Patch Management — Does credit union IT personnel manage the installation of all software security patches and updates, and ensure all systems nearing or at the end of their service life are replaced?
Vendor Management— Is there a vendor management policy and program that meets the requirements of NCUA Rules and Regulations Part 748?
Information Security Training — Does the credit union have an ongoing information security awareness program?
Incident Response and Crisis Management — Is there an updated incident response plan that complies with NCUA Rules and Regulations Part 748, Appendix B? Incident response and crisis management plans are essential to an institution’s cyber security program. A credit union’s efficient response and containment of damages can potentially reduce the cost of a breach.”

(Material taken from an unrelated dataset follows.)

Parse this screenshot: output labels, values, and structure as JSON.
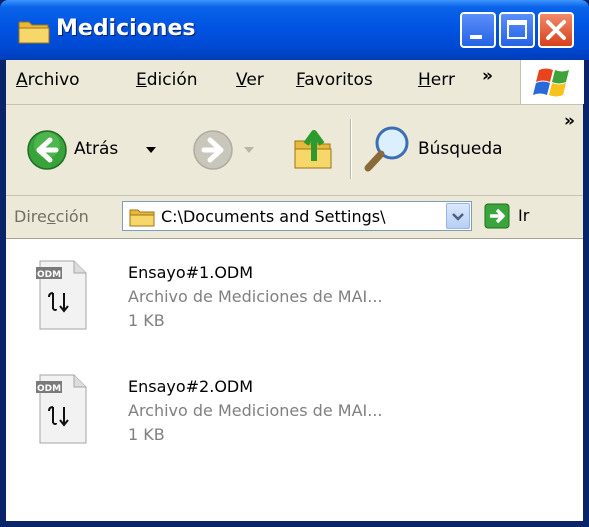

Interagency Guidance Regarding Unfair or Deceptive Credit Practices. NCUA, along with other federal regulators, recently released interagency guidance on the credit practices rules for banks, savings associations and Federal credit unions. The Dodd-Frank Act repealed the rulemaking authority of the NCUA (and others) under the FTC Act, and as a result, the various agencies plan to repeal their versions of the credit practices rule. Note that the FTC’s credit practices rule remains in effect for creditors within the FTC’s jurisdiction.
Despite the repeal of these regulations, the guidance points out that the agencies have supervisory and enforcement authority regarding unfair or deceptive acts or practices, and these could include practices previously addressed in the credit practices rules. From the guidance:
“The Agencies are issuing this statement to clarify that the repeal of credit practices rules applicable to banks, savings associations, and Federal credit unions should not be construed as a determination by the Agencies that the credit practices described in these former regulations are permissible. The regulations were issued on the basis of extensive findings that identified the unfair or deceptive practices prohibited in the rules.10 The Agencies believe that, depending on the facts and circumstances, if banks, savings associations, and Federal credit unions engage in the unfair or deceptive practices described in these former credit practices rules, such conduct may violate the prohibition against unfair or deceptive practices in Section 5 of the FTC Act and Sections 1031 and 1036 of the Dodd-Frank Act.11 The Agencies may determine that statutory violations exist even in the absence of a specific regulation governing the conduct.” (Footnotes omitted).
Programming Note. NAFCU's office will close at noon today and will also be closed on Monday for the long holiday weekend. We will be back to blogging on Wednesday. Have a great long weekend!